Typically, hosting parents are not allowed to discuss adoption at all and are encouraged to change the subject as quickly as possible if it comes up.  Every season, kids have been misled, hopes have been raised, and parents have made promises in the moment that are then not met.  Parents turn out to be ineligible, or a child isn't eligible, or plans change as they tend to do.  Kids get crushed.  Orphanage directors are left consoling a devastated kid and, understandably, disallowing the agency to host future kids.

So promises are made to orphanage directors that adoption won't be suggested or discussed, and we stuck to it on our side.

M, meanwhile, brought it up every day.  Every.DAY.  There was this day:

M shows me a clip of The X Factor in her language where a 16 year old boy sings a song about praying for parents after 16 years in his orphanage. She starts looking for "prayer for parents", clearly trying to find something for someone literally praying for the gift of having parents; the lyrics to the song. All of the results are prayers for kids to be grateful and love their parents; or for parents wanting to do a good job. Nothing for her. She breaks my heart in a new way every day.

There was the way she would point at kids in photos of her school.

"She get adopted.  Lucky.  He adopted.  Lucky."

There was the flat out statement:

All any of us want is to be adopted.  It is what every kid in the school wants.
So her heart was pretty clear.  She went as close to directly asking as any kid accustomed to rejection could possibly get.  One day she told me she'd be asking the social worker to find her a family.  I asked what she hoped to find in a family; she said "Anything.  Anything is better."

And then she left.  We prayed--hard--and debated and slept on it (or didn't-sleep on it) and explored a dozen options.  Two dozen options.  Everything kept coming back to adoption.  A week after she left we told the agency we were interested in adoption if she was.
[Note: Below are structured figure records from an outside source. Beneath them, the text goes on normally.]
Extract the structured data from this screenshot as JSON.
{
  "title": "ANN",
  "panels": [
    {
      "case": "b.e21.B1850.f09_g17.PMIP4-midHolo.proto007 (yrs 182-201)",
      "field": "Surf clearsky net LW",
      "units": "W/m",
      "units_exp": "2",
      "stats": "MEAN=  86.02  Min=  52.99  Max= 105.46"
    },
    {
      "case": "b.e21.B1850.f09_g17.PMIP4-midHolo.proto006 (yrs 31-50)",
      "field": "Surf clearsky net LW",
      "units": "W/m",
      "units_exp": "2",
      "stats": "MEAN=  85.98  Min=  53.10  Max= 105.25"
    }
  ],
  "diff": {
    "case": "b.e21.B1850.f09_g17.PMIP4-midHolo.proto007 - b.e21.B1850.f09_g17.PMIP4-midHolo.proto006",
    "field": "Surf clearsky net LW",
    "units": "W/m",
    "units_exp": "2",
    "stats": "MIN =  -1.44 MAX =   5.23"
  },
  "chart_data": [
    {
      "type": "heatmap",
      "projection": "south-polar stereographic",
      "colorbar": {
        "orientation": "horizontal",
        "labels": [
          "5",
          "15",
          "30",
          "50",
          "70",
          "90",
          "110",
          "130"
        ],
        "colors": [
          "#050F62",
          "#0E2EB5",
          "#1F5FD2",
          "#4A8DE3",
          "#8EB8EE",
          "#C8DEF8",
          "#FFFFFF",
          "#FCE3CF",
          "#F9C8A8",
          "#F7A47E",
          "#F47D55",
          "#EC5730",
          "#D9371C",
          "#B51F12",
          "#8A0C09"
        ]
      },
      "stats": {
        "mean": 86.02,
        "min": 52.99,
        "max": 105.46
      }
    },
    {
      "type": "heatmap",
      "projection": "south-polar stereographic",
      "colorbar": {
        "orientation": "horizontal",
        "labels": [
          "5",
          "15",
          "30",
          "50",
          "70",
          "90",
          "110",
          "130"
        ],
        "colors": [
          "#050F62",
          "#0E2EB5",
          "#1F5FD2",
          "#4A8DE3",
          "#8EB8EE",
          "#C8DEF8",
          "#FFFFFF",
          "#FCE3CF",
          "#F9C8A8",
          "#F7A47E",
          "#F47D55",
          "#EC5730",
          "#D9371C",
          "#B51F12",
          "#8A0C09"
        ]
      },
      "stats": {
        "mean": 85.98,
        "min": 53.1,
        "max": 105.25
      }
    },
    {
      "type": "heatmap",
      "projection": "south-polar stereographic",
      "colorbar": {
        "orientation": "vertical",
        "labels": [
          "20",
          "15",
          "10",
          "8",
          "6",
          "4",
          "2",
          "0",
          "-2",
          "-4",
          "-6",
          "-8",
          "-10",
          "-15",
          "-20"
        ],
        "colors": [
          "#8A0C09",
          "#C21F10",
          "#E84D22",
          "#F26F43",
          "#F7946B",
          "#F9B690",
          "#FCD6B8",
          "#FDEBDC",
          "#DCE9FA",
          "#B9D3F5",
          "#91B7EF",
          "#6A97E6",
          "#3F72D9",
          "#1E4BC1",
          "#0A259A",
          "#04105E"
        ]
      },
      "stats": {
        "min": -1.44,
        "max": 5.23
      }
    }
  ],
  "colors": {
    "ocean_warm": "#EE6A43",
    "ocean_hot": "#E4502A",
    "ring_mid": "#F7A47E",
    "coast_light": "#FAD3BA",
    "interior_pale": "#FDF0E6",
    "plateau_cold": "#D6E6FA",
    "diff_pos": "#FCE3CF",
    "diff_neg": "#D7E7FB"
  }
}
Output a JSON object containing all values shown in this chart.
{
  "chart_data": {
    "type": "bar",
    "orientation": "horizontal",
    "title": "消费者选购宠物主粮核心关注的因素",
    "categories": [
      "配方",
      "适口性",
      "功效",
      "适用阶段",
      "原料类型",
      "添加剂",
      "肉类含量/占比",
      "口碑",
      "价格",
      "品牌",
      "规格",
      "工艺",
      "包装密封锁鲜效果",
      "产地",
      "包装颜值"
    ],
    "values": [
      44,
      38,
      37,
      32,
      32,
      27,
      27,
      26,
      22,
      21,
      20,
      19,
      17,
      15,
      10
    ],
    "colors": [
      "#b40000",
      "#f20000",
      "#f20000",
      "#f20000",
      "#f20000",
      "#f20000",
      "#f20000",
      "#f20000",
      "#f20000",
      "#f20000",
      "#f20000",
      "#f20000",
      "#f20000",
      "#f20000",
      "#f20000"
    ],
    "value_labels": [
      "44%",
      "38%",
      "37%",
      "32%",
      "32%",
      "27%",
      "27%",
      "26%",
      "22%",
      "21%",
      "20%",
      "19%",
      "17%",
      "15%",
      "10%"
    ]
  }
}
Kids get to say yes or no, and the conversation is supposed to happen from the social worker to make sure there are no misunderstandings, implied pressure, implied promises, etc.

We waited.  And waited.  and waited.  We were told she'd likely be asked by late January.  Early February.  mid-February.  The agency finally just told us to ask her ourselves, given our nearly daily communication and her age.  Then we were stuck wondering how to ask her.  She uses a friend's phone to go online so she could be sitting in her somewhat quiet room or sitting in a public cafeteria or out at the park or...  I certainly didn't want to leave it as a message.  I didn't want to even leave a "meet me at 5pm so we can talk about something important" message.

Saturday Febraury 15 finally found us all online.  She'd had upsetting news a few days earlier and I wanted to give her time to process that; Friday had been too busy on her side for a real talk.  But Saturday morning, we finally had a moment.  After a few pleasantries, I opened with "Can we talk about something important?" and she said "Yes, what?".  ("adopt" translates to a word in Russian that often comes back to English as "welcome")

And that's how it happened!

(Also--that three and one half minute pause from the proposal to her response will always and forever be a moment I will imagine and relive and wish I could know her full range of thoughts.  Someday we'll discuss it.)